Israel Continues to Deny Patients Travel for Treatment Abroad

Cancer Patient Denied Travel Dies

The Palestinian Centre for Human Rights (PCHR) follows up with concern the Israeli occupation authorities’ ongoing ban of Gaza Strip’s patients with serious diseases from traveling for treatment abroad. PCHR fears that this would impact the lives of hundreds of patients, particularly those with cancer and not having treatment at the Gaza Hospitals.

In a serious development, Hasan Ahmed ‘Abed al-Kharti (62), who had tongue and throat cancer, died on Tuesday, 30 May 2021. Al-Kharti had obtained a medical referral for treatment at al-Makassed Hospital in occupied Jerusalem, and the Health Ministry’s Coordination and Liaison Department applied for a travel permit on 27 May 2021. However, the Israeli authorities did not approve his travel.

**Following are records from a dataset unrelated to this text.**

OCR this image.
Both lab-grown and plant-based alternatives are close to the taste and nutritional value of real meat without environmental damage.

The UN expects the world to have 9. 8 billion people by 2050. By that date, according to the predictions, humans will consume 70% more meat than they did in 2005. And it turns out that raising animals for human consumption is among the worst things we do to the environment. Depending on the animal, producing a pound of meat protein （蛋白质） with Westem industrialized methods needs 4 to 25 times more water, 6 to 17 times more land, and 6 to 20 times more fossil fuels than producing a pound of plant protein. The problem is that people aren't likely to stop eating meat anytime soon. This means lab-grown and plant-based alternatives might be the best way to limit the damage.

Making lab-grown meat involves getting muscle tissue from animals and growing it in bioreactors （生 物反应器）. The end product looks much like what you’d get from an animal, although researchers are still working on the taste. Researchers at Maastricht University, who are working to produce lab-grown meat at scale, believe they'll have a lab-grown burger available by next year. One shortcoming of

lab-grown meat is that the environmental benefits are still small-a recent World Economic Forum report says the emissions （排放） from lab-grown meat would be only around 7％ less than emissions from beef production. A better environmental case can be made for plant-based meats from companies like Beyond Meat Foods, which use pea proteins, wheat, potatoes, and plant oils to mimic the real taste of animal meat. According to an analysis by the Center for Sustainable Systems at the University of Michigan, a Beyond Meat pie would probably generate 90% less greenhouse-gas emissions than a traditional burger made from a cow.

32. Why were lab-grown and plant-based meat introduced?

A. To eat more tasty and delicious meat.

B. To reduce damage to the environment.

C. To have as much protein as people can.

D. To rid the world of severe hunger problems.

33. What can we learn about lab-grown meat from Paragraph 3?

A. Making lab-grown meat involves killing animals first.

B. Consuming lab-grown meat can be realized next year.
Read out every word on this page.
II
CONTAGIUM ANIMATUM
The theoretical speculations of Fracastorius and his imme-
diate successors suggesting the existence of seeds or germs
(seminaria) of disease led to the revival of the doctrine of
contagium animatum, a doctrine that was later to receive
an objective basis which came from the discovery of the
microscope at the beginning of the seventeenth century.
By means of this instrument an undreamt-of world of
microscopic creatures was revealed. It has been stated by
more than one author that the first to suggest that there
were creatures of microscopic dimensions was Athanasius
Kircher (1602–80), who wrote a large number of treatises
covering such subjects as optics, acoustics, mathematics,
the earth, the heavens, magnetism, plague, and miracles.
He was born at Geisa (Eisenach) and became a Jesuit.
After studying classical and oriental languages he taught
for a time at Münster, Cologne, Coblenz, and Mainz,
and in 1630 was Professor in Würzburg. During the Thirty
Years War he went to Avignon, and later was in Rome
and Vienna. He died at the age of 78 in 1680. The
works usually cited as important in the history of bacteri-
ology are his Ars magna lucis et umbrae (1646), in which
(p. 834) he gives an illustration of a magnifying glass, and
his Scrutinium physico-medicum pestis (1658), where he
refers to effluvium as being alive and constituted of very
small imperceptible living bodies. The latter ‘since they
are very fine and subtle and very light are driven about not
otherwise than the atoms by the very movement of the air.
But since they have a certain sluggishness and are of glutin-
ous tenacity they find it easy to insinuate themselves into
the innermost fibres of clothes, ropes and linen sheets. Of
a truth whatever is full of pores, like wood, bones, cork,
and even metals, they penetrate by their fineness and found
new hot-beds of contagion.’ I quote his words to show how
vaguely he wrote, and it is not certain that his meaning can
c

According to PCHR’s follow-up, the Israeli authorities closed Beit Hanoun “Erez” crossing on 11 May 2021, when the Israeli offensive started on the Gaza Strip, banning the travel of all categories limitedly allowed, including patients referred for treatment abroad. After the offensive ended, the Israeli authorities declared that only the urgent “lifesaving” cases will be allowed to travel via the crossing; however, the reality on the ground says that the Israeli authorities refused to respond to dozens of permit requests applied by the Health Ministry’s Coordination and Liaison Department on behalf patients with serious diseases, whose treatment is not available at the Gaza hospitals, and referred abroad for treatment in the hospitals in Israel, the West Bank, including occupied Jerusalem, and abroad. It should be noted that the Israeli authorities allowed only the travel of 13 patients out of the 191 requests applied by the Coordination and Liaison Department to the Israeli authorities between 25 and 30 May 2021.

PCHR received complaints from patients or persons injured during the latest Israeli offensive on Gaza, calling for the urgent intervention to guarantee their travel for treatment abroad after their health conditions deteriorated and the Strip’s hospitals are incapable of providing them treatment. PCHR managed to obtain 5 permits for 5 patients and persons injured that are in critical conditions after it sent appeals to the Israeli legal authorities and Public Prosecution. PCHR has also filed an appeal before the Israeli legal authorities on banning the travel of patients and is waiting for their response.

It should be noted that there are about 8700 cancer patients who are currently prevented from traveling to receive or complete their treatment abroad and their treatment is not available in the Gaza Strip’s hospitals. The health conditions of those patients require receiving chemical doses and radiotherapy periodically. Also, there is a real concern over the deterioration of cancer patients’ health conditions and the lives of dozens of them, especially if they cannot travel immediately to complete their treatment protocols.

These restrictions coincide with the serious deterioration of the healthcare system in Gaza due to the Israeli-imposed closure on the Gaza Strip for the last 14 years and exacerbated by the repercussions of the Palestinian internal division. Moreover, the healthcare facilities have a perpetual shortage of essential drugs and medical devices and insufficient number of specialized health professionals; rendering the hospitals unable to treat many serious diseases and so raising the number of patients referred for treatment abroad for the last few years. The Israeli aggression on the Gaza Strip has also aggravated the healthcare situation and increased the burden on the medical crews and the entire healthcare system as hospitals and ICUs are overcrowded with hundreds of thousands of persons injured by the Israeli bombarding. The death toll of the Israeli aggression has risen to 247, including 66 children and 39 women while the number of injuries has risen to 1417, including 277 children and 412 women. According to the Palestinian Ministry of Health (MOH), hospitals and medical centers in the Gaza Strip currently suffer from a serious shortage of 45% of the essential drugs list, and 33% of medical consumables, and 56% of laboratory products and blood banking supplies.

Moreover, these restrictions coincide with the electricity crisis resulting from the suspension of the power plant after the Israeli occupation authorities banned the supply of fuel needed to run it, which threatens suspension of medical services for hundreds of patients, including cancer patients.

PCHR believes that the ongoing closure of Beit Hanoun “Erez” crossing constituts a form of collective punishment and a retaliatory act committed by the IOF against Palestinian civilians. Thus, PCHR calls on the international community to:

  • Pressurize the occupation authorities to allow the travel of patients and their companions to receive treatment abroad; and
  • Force the Israeli authorities to abandon the use of its collective punishment policy against the Gaza Strip population, including the closure of crossings that leads to serious deterioration in civilians’ enjoyment of their economic and social rights.